Abstract

Ocean acoustics has been a useful avenue for testing evolving theories for Wave Propagation in Random Media (WPRM). These theories generally assume that the index of refraction statistics are stable in space and time, an assumption proven reasonably true in the deep ocean for acoustic paths away from boundaries. In the present work, results from 60 years of theoretical and experimental WPRM research at the University of Washington's Applied Physics Laboratory (APL) are reviewed. The first experiment was performed in 1959 to test theories for amplitude fluctuations based on the Born approximation.
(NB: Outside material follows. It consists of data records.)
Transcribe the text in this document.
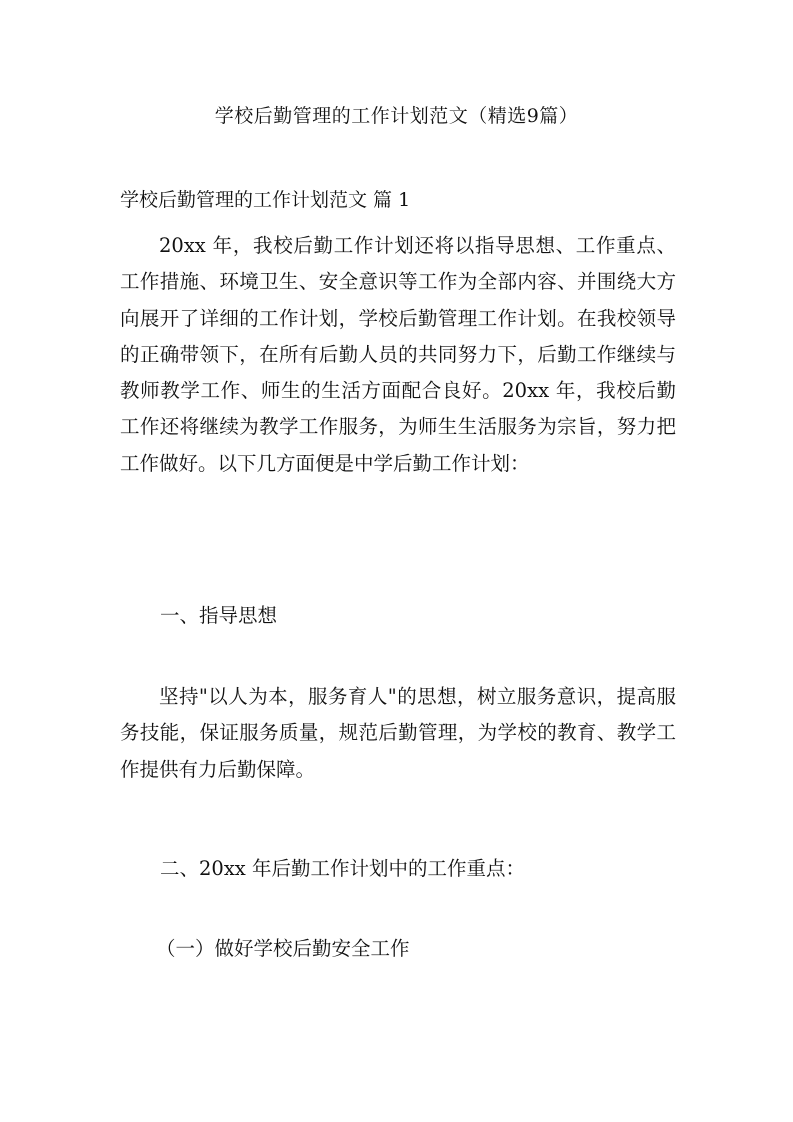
学校后勤管理的工作计划范文（精选9篇）
学校后勤管理的工作计划范文 篇 1

20xx 年，我校后勤工作计划还将以指导思想、工作重点、工作措施、环境卫生、安全意识等工作为全部内容、并围绕大方向展开了详细的工作计划，学校后勤管理工作计划。在我校领导的正确带领下，在所有后勤人员的共同努力下，后勤工作继续与教师教学工作、师生的生活方面配合良好。20xx 年，我校后勤工作还将继续为教学工作服务，为师生生活服务为宗旨，努力把工作做好。以下几方面便是中学后勤工作计划：

一、指导思想

坚持"以人为本，服务育人"的思想，树立服务意识，提高服务技能，保证服务质量，规范后勤管理，为学校的教育、教学工作提供有力后勤保障。

二、20xx 年后勤工作计划中的工作重点：
（一）做好学校后勤安全工作
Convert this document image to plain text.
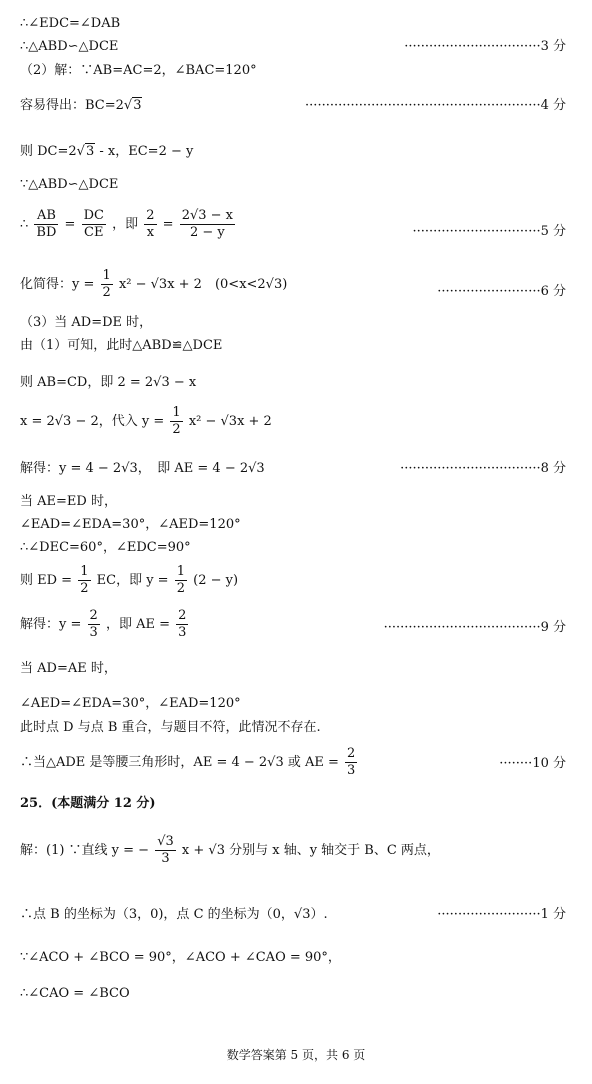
∴∠EDC=∠DAB
∴△ABD∽△DCE	·································3 分
（2）解：∵AB=AC=2，∠BAC=120°
容易得出：BC=2√3	·························································4 分
则 DC=2√3 - x，EC=2 − y
∵△ABD∽△DCE
∴ $\frac{AB}{BD} = \frac{DC}{CE}$ ，即 $\frac{2}{x} = \frac{2√3 - x}{2 - y}$	·······························5 分
化简得：$y = \frac{1}{2} x^2 - √3x + 2$　(0<x<2√3)	·························6 分
（3）当 AD=DE 时，
由（1）可知，此时△ABD≌△DCE
则 AB=CD，即 2 = 2√3 − x
x = 2√3 − 2，代入 $y = \frac{1}{2} x^2 - √3x + 2$
解得：y = 4 − 2√3，　即 AE = 4 − 2√3	··································8 分
当 AE=ED 时，
∠EAD=∠EDA=30°，∠AED=120°
∴∠DEC=60°，∠EDC=90°
则 ED = $\frac{1}{2}$ EC，即 $y = \frac{1}{2} (2 - y)$
解得：$y = \frac{2}{3}$ ，即 AE = $\frac{2}{3}$	······································9 分
当 AD=AE 时，
∠AED=∠EDA=30°，∠EAD=120°
此时点 D 与点 B 重合，与题目不符，此情况不存在.
∴当△ADE 是等腰三角形时，AE = 4 − 2√3 或 AE = $\frac{2}{3}$	········10 分
25．(本题满分 12 分)
解：(1) ∵直线 y = − $\frac{√3}{3}$ x + √3 分别与 x 轴、y 轴交于 B、C 两点，
∴点 B 的坐标为（3，0)，点 C 的坐标为（0，√3）.	·························1 分
∵∠ACO + ∠BCO = 90°，∠ACO + ∠CAO = 90°，
∴∠CAO = ∠BCO
数学答案第 5 页，共 6 页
The Rytov approximation (from Russian literature) for calculating the log-amplitude fluctuations was also evaluated. Conclusion: neither applied. Experiments in 1971 and 1977 measured acoustic fluctuation statistics for an 18 km acoustic path at sonar-relevant frequencies, 2–13 kHz. A 1985 experiment under Arctic ice used 2–16 kHz signals over a 6 km path. These experiments are discussed together with theoretical issues based on the Moment Equation method to provide one viewpoint on the history of ocean acoustic WPRM. The following translation of Voltaire is appropriate: “The ancients when reasoning about physics without the enlightenment of experiments are like blind men explaining the nature of colors to other blind men.”